Donald L. Quinn was indicted, tried and convicted of the offense of aggravated assault upon the person of one Mel Christian with a pistol. His motion for new trial was overruled and he appeals to this court. He enumerates error on the overruling of his motion to suppress certain evidence removed from the person of the defendant to wit: "One 45 automatic hand gun, bearing No. 298546; a wood chisel; ten 45 caliber cartridges, and a bottle containing water"; and upon the refusal of the court to admit certain evidence. His motion to suppress also related to two different search warrants and a search under these warrants on two different occasions but the overruling of the motion as to this feature is not insisted upon or argued in this court. The testimony of Archie Jackson, the Deputy Sheriff of Carroll County, relating to the arrest and search of the defendant, was substantially as follows: Jackson had a report of this shooting and before he got to the area he met an ambulance carrying Mel Christian and some police from Whitesburg, a town close by, and Jack Denny, Police Chief of Whitesburg was right behind the ambulance. Denny told Jackson not to go down toward the defendant's place as defendant would kill him, and to wait until Denny got a patrol car. Denny informed him that Christian was shot by Quinn while Christian was hunting on Quinn's land; that Quinn demanded that he get off the land and Christian replied: "Let me get my dog," and when he turned around, Quinn shot Christian in the back. Jackson then went with another policeman to the entrance of the defendant's place; the policeman in one car and Jackson in another. Shortly thereafter Denny arrived and someone told Jackson that the defendant was back up the road and they had passed him. The three cars, with Denny in the lead, then went back up the road and Quinn was pointed out to Jackson by Denny, and Jackson approached Quinn, told him he was under arrest and to put up his hands. Quinn put up his hands and turned his back to Jackson and Jackson removed a 45 caliber pistol with one cartridge in the chamber and cartridges in the clip.
1. Probable cause exists where the facts and circumstances within the officers' knowledge, and of which they had reasonably trustworthy information are sufficient in themselves to warrant a man of reasonable caution in the belief that an offense has been or is being committed. Carroll v. United States, 267 U. S. 132, 162 (45 SC 280, 69 LE 543, 39 ALR 790). See also Draper v. United States, 358 U. S. 307, 313 (79 SC 329, 3 LE2d 327). When a police officer is the informant the reliability of the informant is presumed as a matter of law. Caudell v. State, 129 Ga.
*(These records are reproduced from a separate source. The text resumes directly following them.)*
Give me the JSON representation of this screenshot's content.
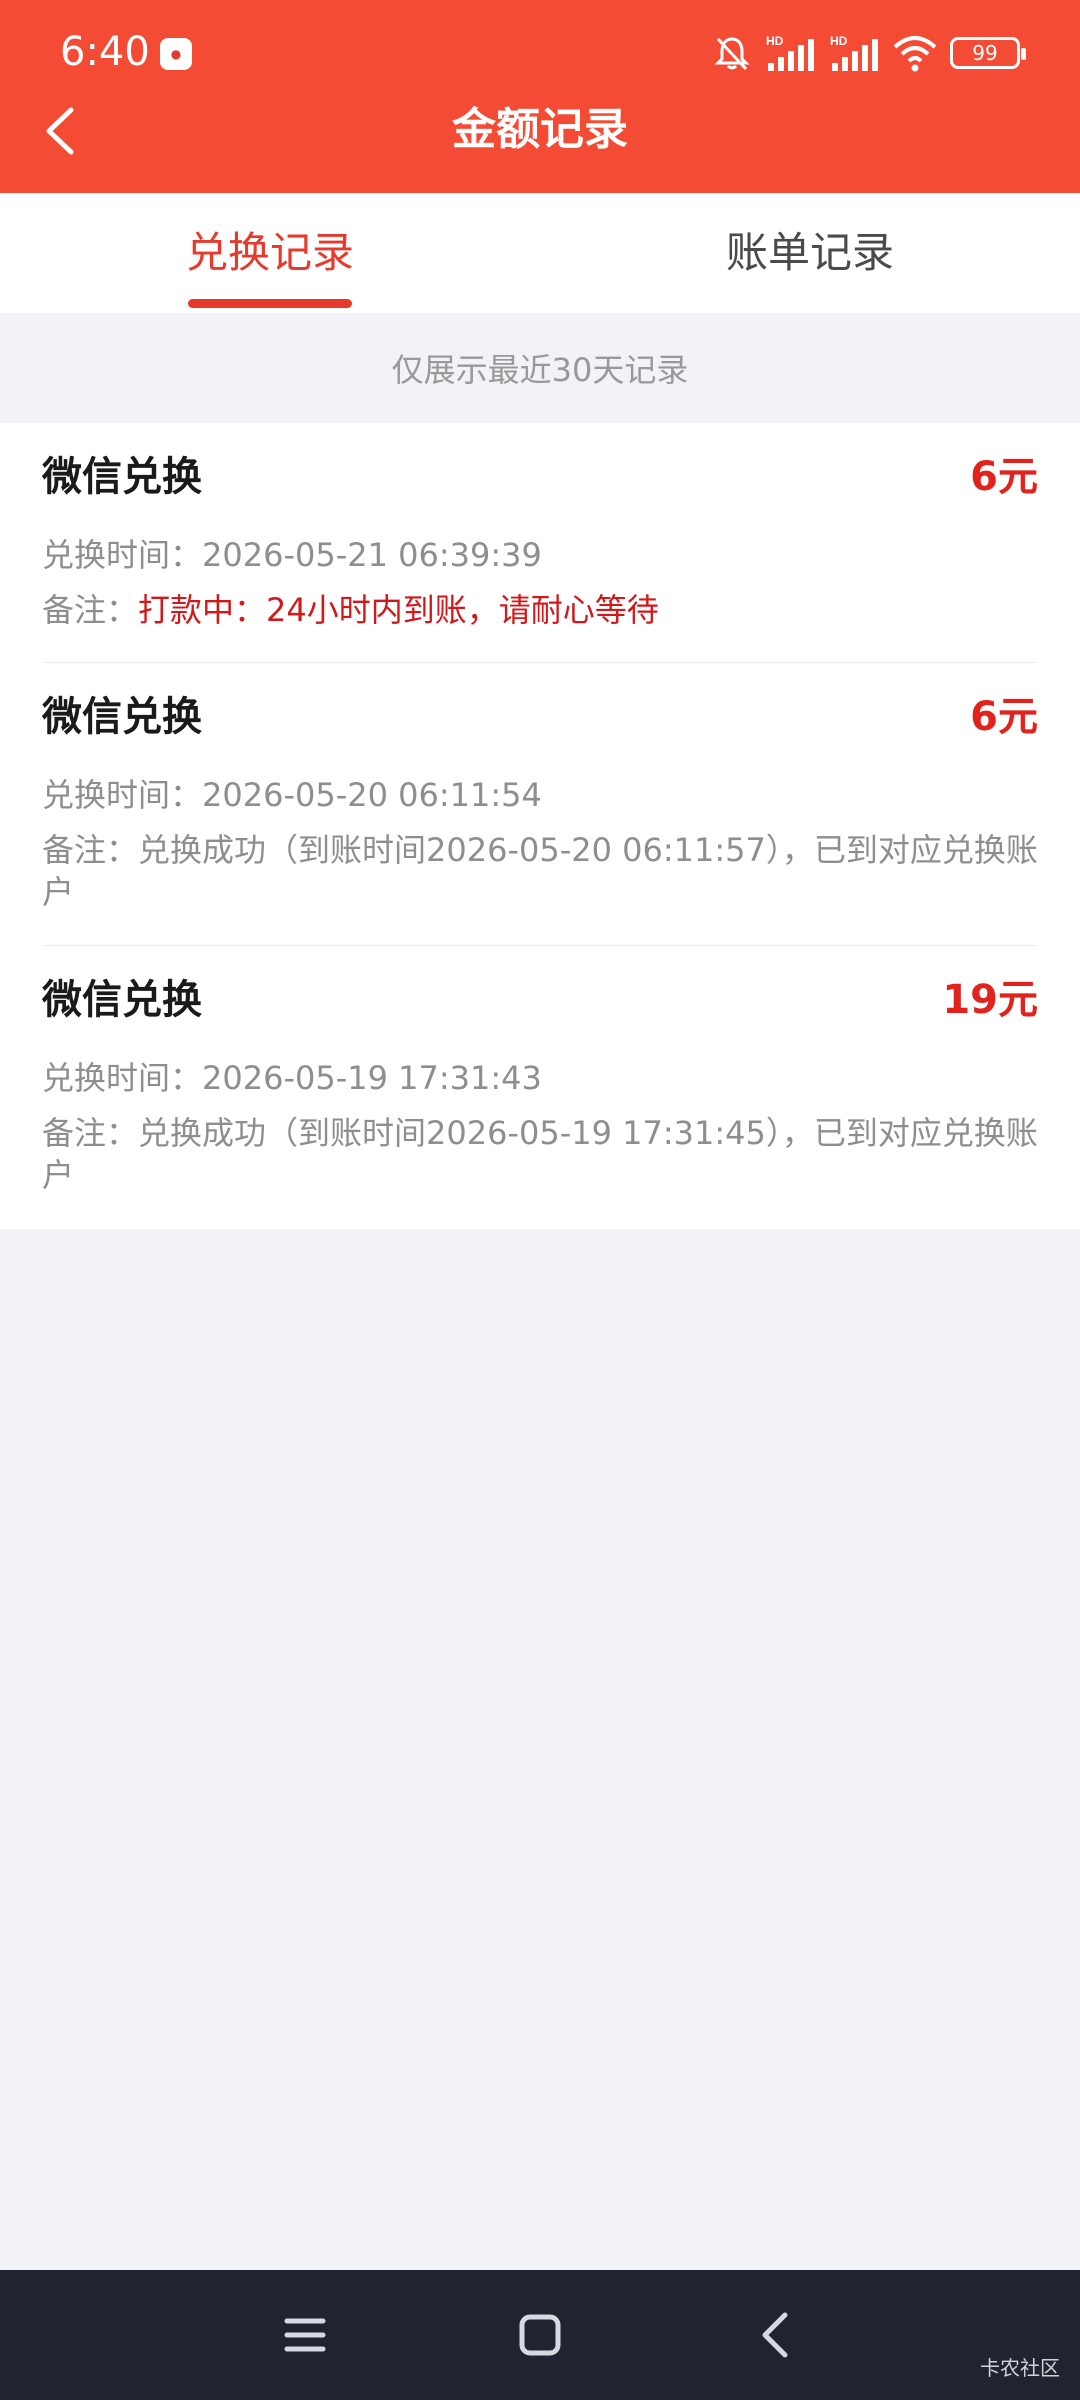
{
  "status_bar": {
    "time": "6:40",
    "battery": "99"
  },
  "header": {
    "title": "金额记录"
  },
  "tabs": [
    {
      "label": "兑换记录",
      "active": true
    },
    {
      "label": "账单记录",
      "active": false
    }
  ],
  "notice": "仅展示最近30天记录",
  "records": [
    {
      "title": "微信兑换",
      "amount": "6元",
      "time": "兑换时间：2026-05-21 06:39:39",
      "note_label": "备注：",
      "note_text": "打款中：24小时内到账，请耐心等待"
    },
    {
      "title": "微信兑换",
      "amount": "6元",
      "time": "兑换时间：2026-05-20 06:11:54",
      "note_label": "备注：",
      "note_text": "兑换成功（到账时间2026-05-20 06:11:57），已到对应兑换账户"
    },
    {
      "title": "微信兑换",
      "amount": "19元",
      "time": "兑换时间：2026-05-19 17:31:43",
      "note_label": "备注：",
      "note_text": "兑换成功（到账时间2026-05-19 17:31:45），已到对应兑换账户"
    }
  ],
  "watermark": "卡农社区",
  "colors": {
    "header_bg": "#f44b35",
    "accent": "#e63a2c",
    "amount": "#e0231c",
    "note_pending": "#d1191c"
  }
}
App. 229 (199 SE2d 550)
The arrest and search of the defendant a short time after the occurrence and based upon a report from the Police Chief of Whitesburg was sufficient probable cause for the arrest and search.
2. The attorney for defendant, who was cross examining the prosecutor, upon whom the defendant was alleged to have made a felonious assault by shooting the witness with a pistol, asked the witness whether or not he had a civil action pending against the defendant arising out of the same incident. The trial judge refused to let the witness answer the question. The record was perfected to show that witness would have answered in the affirmative, and that this evidence was offered to show interest of the witness in the result of the prosecution.
" 'As a general rule, a party may show any fact or circumstance that may affect the credit of all opposing witness;' and, the evidence in this case being conflicting, and the testimony of the State's witness most material, the refusal to allow him to testify on cross examination that he had pending a damage suit based upon the same state of facts as that involved in this criminal prosecution was error requiring a new trial." Lloyd v. State, 40 Ga. App. 230 (149 SE 174); and Code 38-712; Kelly v. State, 63 Ga. App. 231, 232 (8) (10 SE2d 417). We agree.
3. In Faulk v. State, 47 Ga. App. 804 (171 SE 570) it was "The court did not commit harmful error in ruling out testimony as complained of. Things that happen subsequently to a crime and the swearing out of a warrant are generally not admissible to show motive on the part of the prosecutor for such prosecution. The evidence which the court refused to admit might have been admissible to show interest, but not motive, of the prosecutrix in the prosecution, and thereby discredit the testimony of the prosecutrix, but the error in excluding it will not cause a reversal of the judgment, as the error was harmless in that the verdict rendered was demanded."
There is no conflict in the ruling in Faulk and what we have held in the present case in Division 2 of this opinion.
Eldridge W. Fleming, District Attorney, William F. Lee, Jr., for appellee.